From CompliNEWS | Financial Service Intelligence Watch

Third-party risk tops the compliance watchlist

By Richard Rattue, Managing Director of Compli-Serve SA

In the local spotlight, third-party risk is on the rise, notably and recently demonstrated by TransUnion South Africa falling victim to a criminal cyber hacking group, with ransom allegedly set to the tune of R225 million. While details are unfolding on just how bad the data breach is – potentially revealing personal details on 54 million South Africans – the reality is clear that third-party risk is real and any business that operates online (so every business) needs to act accordingly.

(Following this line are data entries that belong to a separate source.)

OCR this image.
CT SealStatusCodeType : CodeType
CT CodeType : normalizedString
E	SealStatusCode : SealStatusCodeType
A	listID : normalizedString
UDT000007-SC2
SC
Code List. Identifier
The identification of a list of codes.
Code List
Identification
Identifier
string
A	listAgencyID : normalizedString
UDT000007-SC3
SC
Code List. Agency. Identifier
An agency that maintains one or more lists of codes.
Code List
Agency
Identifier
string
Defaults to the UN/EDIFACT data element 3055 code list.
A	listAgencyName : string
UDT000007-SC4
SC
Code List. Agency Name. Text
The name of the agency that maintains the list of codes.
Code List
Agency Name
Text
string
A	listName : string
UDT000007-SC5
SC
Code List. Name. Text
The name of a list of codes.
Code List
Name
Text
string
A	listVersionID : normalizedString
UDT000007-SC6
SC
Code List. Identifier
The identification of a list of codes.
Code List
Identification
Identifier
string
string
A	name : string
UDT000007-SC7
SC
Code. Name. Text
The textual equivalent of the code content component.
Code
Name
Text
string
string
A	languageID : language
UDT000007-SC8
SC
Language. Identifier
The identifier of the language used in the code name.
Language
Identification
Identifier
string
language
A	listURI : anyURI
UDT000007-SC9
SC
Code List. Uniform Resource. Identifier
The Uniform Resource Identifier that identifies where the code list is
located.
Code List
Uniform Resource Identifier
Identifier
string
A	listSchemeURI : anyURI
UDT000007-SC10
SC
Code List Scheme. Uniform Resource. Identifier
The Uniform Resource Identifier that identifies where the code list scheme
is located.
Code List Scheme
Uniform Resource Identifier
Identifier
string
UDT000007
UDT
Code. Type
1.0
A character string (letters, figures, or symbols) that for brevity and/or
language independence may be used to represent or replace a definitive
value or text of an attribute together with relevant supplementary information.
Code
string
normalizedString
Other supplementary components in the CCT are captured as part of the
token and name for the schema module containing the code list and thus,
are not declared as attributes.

Too often, just one small mistake like compromised client login details or one employee forgetting to exercise caution with sensitive information can lead to an easy way in for criminals, and difficult consequences. The risk of phishing attacks has increased exponentially in South Africa leading to increased data breach incidences. While TransUnion is just one local example, cyber-attacks are a global problem as data has become among the most valuable of commodities.

Risk goes global

Further afield, a survey comprising of UK- and US-based compliance and IT risk management professionals working in the technology sector, echoes that third-party risk is truly a global concern. Hyperproof’s 2022 IT Compliance Benchmark Report shows a staggering 90% of respondents had dealt with a third-party issue in the last year. The data was gathered in December 2021 and released in the beginning of March 2022.

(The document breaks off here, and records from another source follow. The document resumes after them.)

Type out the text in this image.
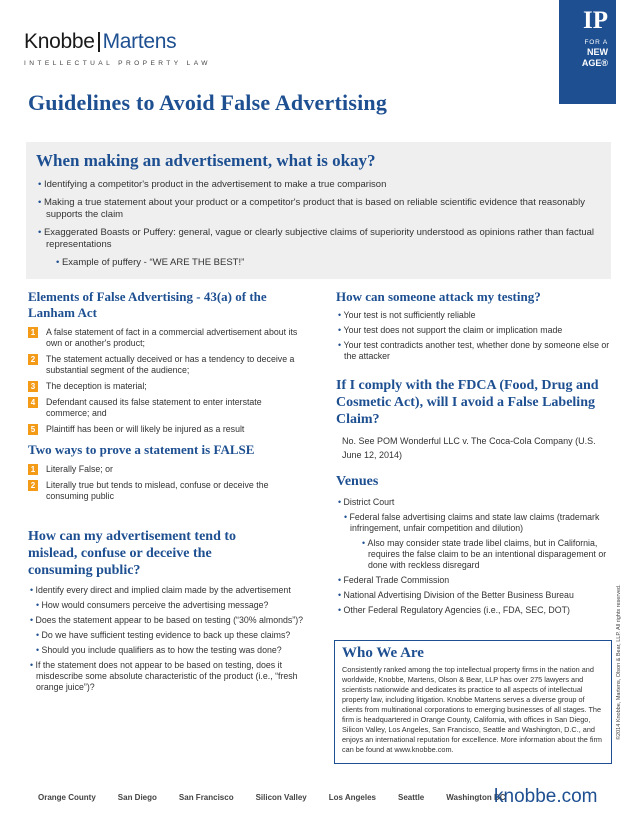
Knobbe Martens
INTELLECTUAL PROPERTY LAW
IP
FOR A
NEW
AGE®
Guidelines to Avoid False Advertising
When making an advertisement, what is okay?
• Identifying a competitor's product in the advertisement to make a true comparison
• Making a true statement about your product or a competitor's product that is based on reliable scientific evidence that reasonably supports the claim
• Exaggerated Boasts or Puffery: general, vague or clearly subjective claims of superiority understood as opinions rather than factual representations
• Example of puffery - “WE ARE THE BEST!”
Elements of False Advertising - 43(a) of the Lanham Act
1	A false statement of fact in a commercial advertisement about its own or another's product;
2	The statement actually deceived or has a tendency to deceive a substantial segment of the audience;
3	The deception is material;
4	Defendant caused its false statement to enter interstate commerce; and
5	Plaintiff has been or will likely be injured as a result
Two ways to prove a statement is FALSE
1	Literally False; or
2	Literally true but tends to mislead, confuse or deceive the consuming public
How can my advertisement tend to mislead, confuse or deceive the consuming public?
• Identify every direct and implied claim made by the advertisement
• How would consumers perceive the advertising message?
• Does the statement appear to be based on testing (“30% almonds”)?
• Do we have sufficient testing evidence to back up these claims?
• Should you include qualifiers as to how the testing was done?
• If the statement does not appear to be based on testing, does it misdescribe some absolute characteristic of the product (i.e., “fresh orange juice”)?
How can someone attack my testing?
• Your test is not sufficiently reliable
• Your test does not support the claim or implication made
• Your test contradicts another test, whether done by someone else or the attacker
If I comply with the FDCA (Food, Drug and Cosmetic Act), will I avoid a False Labeling Claim?
No. See POM Wonderful LLC v. The Coca-Cola Company (U.S. June 12, 2014)
Venues
• District Court
• Federal false advertising claims and state law claims (trademark infringement, unfair competition and dilution)
• Also may consider state trade libel claims, but in California, requires the false claim to be an intentional disparagement or done with reckless disregard
• Federal Trade Commission
• National Advertising Division of the Better Business Bureau
• Other Federal Regulatory Agencies (i.e., FDA, SEC, DOT)
Who We Are

Consistently ranked among the top intellectual property firms in the nation and worldwide, Knobbe, Martens, Olson & Bear, LLP has over 275 lawyers and scientists nationwide and dedicates its practice to all aspects of intellectual property law, including litigation. Knobbe Martens serves a diverse group of clients from multinational corporations to emerging businesses of all stages. The firm is headquartered in Orange County, California, with offices in San Diego, Silicon Valley, Los Angeles, San Francisco, Seattle and Washington, D.C., and enjoys an international reputation for excellence. More information about the firm can be found at www.knobbe.com.

©2014 Knobbe, Martens, Olson & Bear, LLP. All rights reserved.
Orange County	San Diego	San Francisco	Silicon Valley	Los Angeles	Seattle	Washington DC
knobbe.com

Greater awareness of third-party risk is another trend, with 50% of survey respondents reporting an increase in their third-party risk management budget and enhancing their third-party risk management programs. This indicates increased concern about the risks relating to IT operations in business, and with so many of us working primarily online, there are many opportunities for a breach, without the correct compliance controls in place. For example, security measures or data clearance levels must be prioritised.

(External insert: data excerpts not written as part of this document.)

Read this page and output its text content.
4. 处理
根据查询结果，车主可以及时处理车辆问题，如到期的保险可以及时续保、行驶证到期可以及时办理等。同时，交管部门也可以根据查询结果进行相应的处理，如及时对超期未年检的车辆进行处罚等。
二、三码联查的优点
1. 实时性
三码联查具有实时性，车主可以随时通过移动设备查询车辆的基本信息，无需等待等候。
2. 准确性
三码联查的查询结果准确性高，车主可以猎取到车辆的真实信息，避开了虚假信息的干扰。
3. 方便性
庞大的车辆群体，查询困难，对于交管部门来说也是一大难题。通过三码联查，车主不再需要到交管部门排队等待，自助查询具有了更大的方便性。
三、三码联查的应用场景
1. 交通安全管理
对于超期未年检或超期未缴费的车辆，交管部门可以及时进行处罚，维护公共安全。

Some 63% of respondents suffered a cyber breach in the last 24 months that either disclosed regulated data or revealed personal details of clients. TransUnion SA can unfortunately relate to this difficult scenario, proving that any company can be at risk if proper precaution isn’t taken. An integrated approach to IT risk management resulted in fewer cybersecurity concerns, according to the Hyperproof survey, and can be a good step forward for any business to consider.

A cyber strategy should be central to your business

This strategy should comprise safe practice guidelines within your business and should become an essential component of your defence plan against third-party and other IT-related risks. It should be embedded within company culture to always protect the business, and that no longer only includes physical safety measures, a good business plan and sound employees. A robust cyber strategy is an essential tool.

Following the TransUnion data breach, warnings have been issued against sharing pins or passwords with anyone. This should always apply, but safely storing passwords and not saying them out loud near your computer are important steps to take. You should update passwords regularly too. Be aware and act with caution as you scroll through your emails or messages on any device you might use – don’t just click on anything without truly vetting it. This principle should apply on personal and work devices – sometimes these become interchangeable, which can enhance risks.

Big businesses with many clients, or those in lucrative fields might seem like more obvious targets, and while they can be, it’s often through an individual, or smaller businesses that bigger cyber issues can rapidly unfold. A cyber resilience strategy is appropriate for any size business and should be an ongoing compliance check point.